Halkın rahmetli kraliçeye duyduğu sevgiden şüphe yok ve BBC gazetecileri Kuzey Kore’de yersiz olmayacak olan keder nöbetlerini kamçılıyor.
BBC’den Johnny Diamond ve Nicholas Witchell, Kraliçe’nin hizmete özverili bağlılığı ve ulusun bitmeyen kederi hakkında aklınıza gelebilecek tüm duygusal basmakalıp ifadeyi söyletti.
Yine de kraliçenin saltanatı hakkındaki nesnel bir görüş, onun kişisel niteliklerini, monarşinin son 70 yılda Britanya’nın emperyalist çıkarlarının, entrikalarının ve suçlarının hizmetinde oynadığı rolden ayırmalıdır.
Örnekler sıralanamayacak kadar çoktur ama kraliçenin taç giydiği günden bu yana yaşanan her büyük krizde, sorunlu bir sömürgecilikten arındırma döneminin ortasında, kraliçe üzerine düşeni yaptı.
1953’te İran’daki Britanya ve ABD destekli darbeden önce ve sonra, Britanya’nın İran Şahı’yla yakın bağları, monarşinin yeni sömürge siyasalarını meşrulaştırma biçiminin mükemmel bir örneğidir.
Şah Pehlevi, seçilmiş başbakan, Britanya’nın Ortadoğu’daki emperyalist mülklerinin oldukça kârlı bir parçası olan İran’ın petrol sanayiini millileştirdiği için, iktidara getirildi ve acımasız bir gizli polis teşkilatıyla yönetti.
Şah iktidara güvenli bir şekilde kurulduğunda, petrol gelirleri bir kez daha aktı ve kraliçe, şahı 1959’da resmi bir konuk olarak kabul etti ve 1961’de şahın konuğu olarak İran’a devlet ziyareti yaptı.

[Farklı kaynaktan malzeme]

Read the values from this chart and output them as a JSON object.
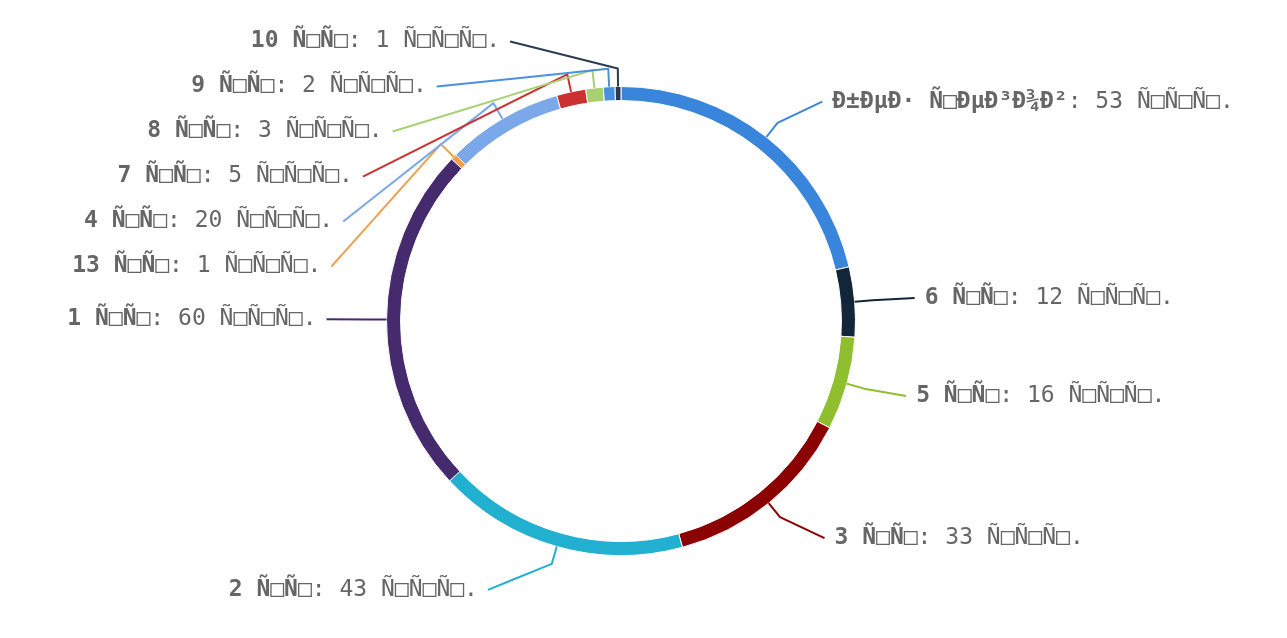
{
  "chart_data": {
    "type": "donut",
    "categories": [
      "Ð±ÐµÐ· Ñ□ÐµÐ³Ð¾Ð²",
      "6 Ñ□Ñ□",
      "5 Ñ□Ñ□",
      "3 Ñ□Ñ□",
      "2 Ñ□Ñ□",
      "1 Ñ□Ñ□",
      "13 Ñ□Ñ□",
      "4 Ñ□Ñ□",
      "7 Ñ□Ñ□",
      "8 Ñ□Ñ□",
      "9 Ñ□Ñ□",
      "10 Ñ□Ñ□"
    ],
    "values": [
      53,
      12,
      16,
      33,
      43,
      60,
      1,
      20,
      5,
      3,
      2,
      1
    ],
    "value_labels": [
      ": 53 Ñ□Ñ□Ñ□.",
      ": 12 Ñ□Ñ□Ñ□.",
      ": 16 Ñ□Ñ□Ñ□.",
      ": 33 Ñ□Ñ□Ñ□.",
      ": 43 Ñ□Ñ□Ñ□.",
      ": 60 Ñ□Ñ□Ñ□.",
      ": 1 Ñ□Ñ□Ñ□.",
      ": 20 Ñ□Ñ□Ñ□.",
      ": 5 Ñ□Ñ□Ñ□.",
      ": 3 Ñ□Ñ□Ñ□.",
      ": 2 Ñ□Ñ□Ñ□.",
      ": 1 Ñ□Ñ□Ñ□."
    ],
    "colors": [
      "#3a85dc",
      "#132639",
      "#8fbf2f",
      "#8b0000",
      "#22b0d0",
      "#452a6e",
      "#f0a050",
      "#7aa8e8",
      "#cc3030",
      "#a8d070",
      "#4a90e0",
      "#2b3a4e"
    ],
    "legend": false
  }
}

İngiltere, Mısır, Irak, Ürdün, Libya ve Körfez emirliklerinde kurduğu ve desteklediği kraliyet rejimlerine verdiği destekle Ortadoğu’daki emperyalist etkisini sürdürmeye çalıştı.
İkinci Dünya Savaşı sonrası dönemin sömürge karşıtı ayaklanmalarında, bu hükümdarların birçoğu Britanya’nın büyük üzüntüsüne rağmen devrildi.

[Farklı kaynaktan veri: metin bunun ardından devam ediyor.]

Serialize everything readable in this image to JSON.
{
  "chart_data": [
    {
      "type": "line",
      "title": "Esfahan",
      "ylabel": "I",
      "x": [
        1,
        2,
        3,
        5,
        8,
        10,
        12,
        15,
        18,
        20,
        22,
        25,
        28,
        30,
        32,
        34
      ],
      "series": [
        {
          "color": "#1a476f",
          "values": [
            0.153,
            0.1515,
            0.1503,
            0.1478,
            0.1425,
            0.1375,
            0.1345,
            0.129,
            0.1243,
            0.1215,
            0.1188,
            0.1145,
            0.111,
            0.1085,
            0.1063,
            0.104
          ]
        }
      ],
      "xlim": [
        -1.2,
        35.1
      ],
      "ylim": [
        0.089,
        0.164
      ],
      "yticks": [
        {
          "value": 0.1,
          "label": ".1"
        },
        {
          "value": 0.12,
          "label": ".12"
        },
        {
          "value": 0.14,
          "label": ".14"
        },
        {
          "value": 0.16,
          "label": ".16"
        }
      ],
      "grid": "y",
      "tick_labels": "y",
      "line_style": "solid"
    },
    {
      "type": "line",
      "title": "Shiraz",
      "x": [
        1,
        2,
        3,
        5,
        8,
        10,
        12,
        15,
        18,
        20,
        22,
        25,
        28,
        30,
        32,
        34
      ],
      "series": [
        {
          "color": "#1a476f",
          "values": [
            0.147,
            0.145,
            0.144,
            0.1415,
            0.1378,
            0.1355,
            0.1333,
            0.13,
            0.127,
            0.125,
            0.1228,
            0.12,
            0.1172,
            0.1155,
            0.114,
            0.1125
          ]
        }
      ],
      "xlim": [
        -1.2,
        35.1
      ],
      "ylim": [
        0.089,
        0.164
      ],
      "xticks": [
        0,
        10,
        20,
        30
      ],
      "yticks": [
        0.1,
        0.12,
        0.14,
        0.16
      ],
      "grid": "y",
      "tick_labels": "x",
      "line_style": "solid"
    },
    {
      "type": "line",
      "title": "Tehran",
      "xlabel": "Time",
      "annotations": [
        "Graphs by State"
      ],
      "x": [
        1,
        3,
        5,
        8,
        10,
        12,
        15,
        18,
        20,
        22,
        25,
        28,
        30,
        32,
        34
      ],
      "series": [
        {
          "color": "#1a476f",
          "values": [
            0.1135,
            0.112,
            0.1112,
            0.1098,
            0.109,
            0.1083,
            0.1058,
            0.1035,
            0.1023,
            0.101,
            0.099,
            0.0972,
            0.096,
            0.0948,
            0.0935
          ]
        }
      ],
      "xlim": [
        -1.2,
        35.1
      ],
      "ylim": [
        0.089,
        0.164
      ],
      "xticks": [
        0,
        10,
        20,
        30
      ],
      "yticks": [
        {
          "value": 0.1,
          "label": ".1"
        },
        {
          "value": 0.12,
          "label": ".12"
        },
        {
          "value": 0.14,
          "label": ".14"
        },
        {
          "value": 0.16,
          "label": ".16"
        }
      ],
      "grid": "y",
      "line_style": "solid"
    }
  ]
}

Libya örneğinde, eskiden Sanussi kabilesinin lideri ve Sirenayka [Cyrenaica Libya’nın kuzeydoğu bölgesi] Emiri olan Kral İdris, II. Dünya Savaşı sırasında kuzey Afrika’da Alman ve İtalyan kuvvetlerinin yenilgiye uğratılmasındaki desteğinden dolayı Britanya İmparatorluğu’nun Büyük Haçı’yla ödüllendirildi.
1947’de Hindistan’ın hızlı ve feci bölünmesini yöneten, kraliçenin kuzeni Earl Mountbatten, İdris’in yakın arkadaşıydı ve onu Libya’da ziyaret eder ve kraliyet sarayında kalırdı.
Buna karşılık İdris, 1956’da Mısır’a yapılan saldırı sırasında Britanya ve Fransa’yı destekledi ve ABD’ye 4.600 ABD personeline ev sahipliği yapan Trablus yakınlarında büyük bir hava üssü sağladı.
Bütün bunlar Muammer Kaddafi’nin 1969 darbesinde kaybedildi.
Britanya’nın Ortadoğu’da monarşiler kurma ve destekleme siyasası, bu rejimlerin çoğunda hiçbir demokratik ya da anayasal reform yapılmamışken, demokrasiye ilan ettiği destekle tuhaf bir şekilde örtüşmektedir.
İngiliz kraliyet ailesi, Suudi Arabistan, BAE ve Umman’la otokratik bir diplomasi ve kişisel ilişkiler modelinin sürdürülmesinde önemli bir rol oynar.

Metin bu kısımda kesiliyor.